Growing up, I never dreamed of being a lawyer. As a typical Tamil, I wanted to become a doctor or engineer and studied maths, chemistry and physics A-Levels. I grew up during the Sri Lankan civil war where I regularly witnessed war crimes and crimes against humanity. When I came to the UK, I knew no one. I initially worked in the banking sector, during which time I volunteered at CAB and the Rotary Club. I developed my passion for helping people and went on to qualify as a public law solicitor. Once I qualified I was determined to use my position to help people as much as possible.
I trained at a small high street firm, which was invaluable. It provided great exposure and responsibility. I had to undertake much self-study and continuous learning to keep up with the latest legal developments. I am grateful to sites such as Free Movement blog, which is an excellent resource for practitioners at all levels.
I specialised in immigration law because it was an area where I could make a huge difference in people’s lives. I wanted to ensure that vulnerable individuals were provided with a high level of client care. It gives me immense satisfaction to be able to help someone obtain a fresh start in life. Clients I have mentored went on to study at Oxbridge and play Premier League football.
Before the Windrush scandal broke in the mainstream media I was raising awareness of the problems faced by Commonwealth citizens
The banking and legal sectors share core values such as exercising a duty of care towards clients. I have carried the skills I learnt through my banking work into my legal practice. My previous experience also taught me the importance of providing clear and accurate advice to clients, complying with the duty not to mislead and adhering to relevant legislation. I also learnt the necessity of conducting due diligence to verify the legitimacy of any documentation. My existing communication skills came in extremely useful in law as I work with vulnerable clients, who often do not speak English as a first language, meaning I have to be especially careful to take accurate instructions.
A recent highlight was being shortlisted for the National Diversity Awards 2019, in the category of positive role model for race, faith and religion. Other memorable moments include working with high-profile officials including UN diplomats and politicians, and bringing test cases such as the first private prosecution in the UK involving diplomatic immunity. My cases have featured in the UNHCR report. Before the Windrush scandal broke in the mainstream media, I sent emails to parliamentarians and journalists to raise awareness of the problems faced by Commonwealth citizens. Public awareness of this issue had a huge impact on many people, including my own clients. I am proud of my contribution to a number of high-profile cases.
I am fortunate to have been involved in a number of notable cases. This year, I represented a refugee stranded on Manus Island in Papua New Guinea and, for the first time, reunited him with his family in the UK. I was the first person to use the five-year rule under the British Nationality Act to acquire citizenship for children of Sri Lankan nationals born in the UK. I have represented clients in several successful judicial review cases and public interest cases which featured in the media. One of my cases was also considered as part of an upcoming country guidance decision on Sri Lanka.
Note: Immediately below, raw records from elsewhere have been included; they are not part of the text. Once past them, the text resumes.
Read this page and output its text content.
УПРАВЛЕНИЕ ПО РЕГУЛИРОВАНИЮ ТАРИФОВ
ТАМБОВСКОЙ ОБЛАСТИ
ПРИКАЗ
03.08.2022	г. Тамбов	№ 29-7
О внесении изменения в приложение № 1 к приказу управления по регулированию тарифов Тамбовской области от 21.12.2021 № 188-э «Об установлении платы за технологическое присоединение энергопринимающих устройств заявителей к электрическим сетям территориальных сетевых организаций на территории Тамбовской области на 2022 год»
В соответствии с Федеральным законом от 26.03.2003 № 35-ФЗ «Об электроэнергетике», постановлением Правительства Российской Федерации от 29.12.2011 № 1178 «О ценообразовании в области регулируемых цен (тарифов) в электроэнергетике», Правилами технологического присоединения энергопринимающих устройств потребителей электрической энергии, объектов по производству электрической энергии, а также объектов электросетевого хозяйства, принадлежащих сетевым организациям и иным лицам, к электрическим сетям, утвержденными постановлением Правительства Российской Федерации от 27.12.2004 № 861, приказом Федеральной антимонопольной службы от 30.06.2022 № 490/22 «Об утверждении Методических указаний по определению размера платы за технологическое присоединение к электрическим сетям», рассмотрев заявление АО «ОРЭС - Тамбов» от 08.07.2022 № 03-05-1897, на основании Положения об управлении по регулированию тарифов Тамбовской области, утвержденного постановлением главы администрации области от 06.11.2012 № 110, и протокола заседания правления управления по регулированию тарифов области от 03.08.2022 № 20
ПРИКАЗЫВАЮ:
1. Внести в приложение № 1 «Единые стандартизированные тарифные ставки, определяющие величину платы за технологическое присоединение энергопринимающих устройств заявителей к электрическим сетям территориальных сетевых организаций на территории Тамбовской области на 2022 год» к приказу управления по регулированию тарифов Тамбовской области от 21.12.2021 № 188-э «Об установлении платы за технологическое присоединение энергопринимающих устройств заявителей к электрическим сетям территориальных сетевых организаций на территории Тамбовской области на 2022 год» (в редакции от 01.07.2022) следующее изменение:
There are two pro bono cases I have dealt with which particularly stick in my mind. One of these is my first Windrush client. He had been working and paying taxes in the UK for over 40 years, but he faced losing his job and being removed from this country. I knew that it was necessary to report the situation to MPs and the media to spread awareness of this issue.
Mr Heslop is another client I will never forget. The Home Office had wrongly accused him of being a foreign criminal and threatened deportation, despite him having no criminal record. Fortunately, we obtained an apology from the Home Office and resolved the issue.
I would like to see the Immigration Rules simplified and made more accessible. The rules have gone from 40 pages in 1973 to 1,100 pages today. The complexity means that clients and Home Office decision-makers alike find it difficult to understand and follow them.
I also feel strongly that the management of immigration applications should be retained within state institutions, rather than being outsourced to third-party suppliers. The location of services outside the UK gives rise to GDPR breaches and increases costs for both applicants and taxpayers.